The Great Ruaha River in Ruaha National Park, Tanzania observed from the same vantage point during the wet season of 2015 (A) and the dry season of 2015 (B). During the wet season, flow connects pools in the river, whereas in the dry season, the river ceases flowing for several months every year. This results in large stretches of dry riverbed with isolated pools that are completely disconnected.

However, it appeared to promote aquatic invertebrate diversity. Widespread human-driven shifts in hydrology appear to redefine the role of hippopotami, altering their influence on ecosystem diversity and functioning in a fashion that may be more severe than presently appreciated.

Discerning the impacts of hippopotami upon this ecosystem is made more complex, and yet more important, because of its recent history of human modification. As has been documented elsewhere, hippopotami positively influence aquatic communities via nutrient provisioning during the wet season.

However, as river discharge wanes, hippopotami switch, especially at the local scale, from being providers of resources for aquatic communities to largely serving as an agent of over enriching waters, eutrophication and biodiversity loss.

The amplified negative effects observed during the dry season are likely new and may be shifting the balance of the net impacts that hippopotami have on watershed-level biodiversity.
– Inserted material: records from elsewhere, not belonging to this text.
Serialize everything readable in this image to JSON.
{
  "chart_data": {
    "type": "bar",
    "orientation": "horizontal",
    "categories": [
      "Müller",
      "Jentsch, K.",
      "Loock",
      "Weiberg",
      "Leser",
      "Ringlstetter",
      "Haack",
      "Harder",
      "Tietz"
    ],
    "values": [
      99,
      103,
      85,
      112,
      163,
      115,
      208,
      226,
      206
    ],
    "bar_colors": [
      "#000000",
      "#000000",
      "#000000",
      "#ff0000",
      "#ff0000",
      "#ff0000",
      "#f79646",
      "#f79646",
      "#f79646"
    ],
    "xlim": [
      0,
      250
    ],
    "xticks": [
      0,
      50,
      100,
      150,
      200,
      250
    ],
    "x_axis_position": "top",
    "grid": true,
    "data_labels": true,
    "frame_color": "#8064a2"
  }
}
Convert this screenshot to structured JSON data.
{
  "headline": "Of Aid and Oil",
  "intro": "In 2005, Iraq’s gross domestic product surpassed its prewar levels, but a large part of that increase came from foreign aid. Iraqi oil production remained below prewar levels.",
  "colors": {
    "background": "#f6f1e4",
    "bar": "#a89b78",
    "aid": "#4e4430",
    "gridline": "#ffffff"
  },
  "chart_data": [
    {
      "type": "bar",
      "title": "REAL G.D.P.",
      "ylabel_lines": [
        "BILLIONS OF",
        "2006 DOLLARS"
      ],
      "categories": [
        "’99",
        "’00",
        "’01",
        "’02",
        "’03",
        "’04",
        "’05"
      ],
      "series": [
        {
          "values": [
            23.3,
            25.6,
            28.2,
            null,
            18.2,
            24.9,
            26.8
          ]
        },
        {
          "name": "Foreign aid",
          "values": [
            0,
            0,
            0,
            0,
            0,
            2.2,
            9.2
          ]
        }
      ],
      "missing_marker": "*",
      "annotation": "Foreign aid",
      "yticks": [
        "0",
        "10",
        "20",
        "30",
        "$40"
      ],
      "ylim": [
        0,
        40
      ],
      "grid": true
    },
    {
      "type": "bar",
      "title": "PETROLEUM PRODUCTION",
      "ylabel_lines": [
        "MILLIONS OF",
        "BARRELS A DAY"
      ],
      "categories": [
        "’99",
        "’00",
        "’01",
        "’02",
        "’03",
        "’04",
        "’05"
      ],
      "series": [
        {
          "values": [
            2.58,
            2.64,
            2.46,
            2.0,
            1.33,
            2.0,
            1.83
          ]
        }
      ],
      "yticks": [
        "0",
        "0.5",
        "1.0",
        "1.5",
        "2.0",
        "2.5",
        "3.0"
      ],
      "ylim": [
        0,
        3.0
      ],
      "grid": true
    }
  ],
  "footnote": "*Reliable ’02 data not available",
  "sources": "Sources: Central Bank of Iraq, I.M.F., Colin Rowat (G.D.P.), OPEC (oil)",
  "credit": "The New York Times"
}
Climate change and accelerating water abstraction associated with rapidly expanding human populations across the range of hippopotami appear poised to further exacerbate deleterious eutrophication caused by hippopotami.

This case study calls attention to the profound ways by which human alteration of environmental variables can drastically reshape the magnitude and directionality of species’ effects on the chemistry and ecology of the ecosystems they inhabit.

These findings also call attention to the profound ways in which the dry-season impacts of hippos may influence local communities that rely on rivers as a food source,” Stears said. “Tilapia are a commonly consumed fish throughout Africa, and, during the dry season, we found that the presence of hippos reduced tilapia abundance by 41 percent across the watershed. That’s not only bound to have ecological consequences but will also impact the human populations that rely on these rivers.”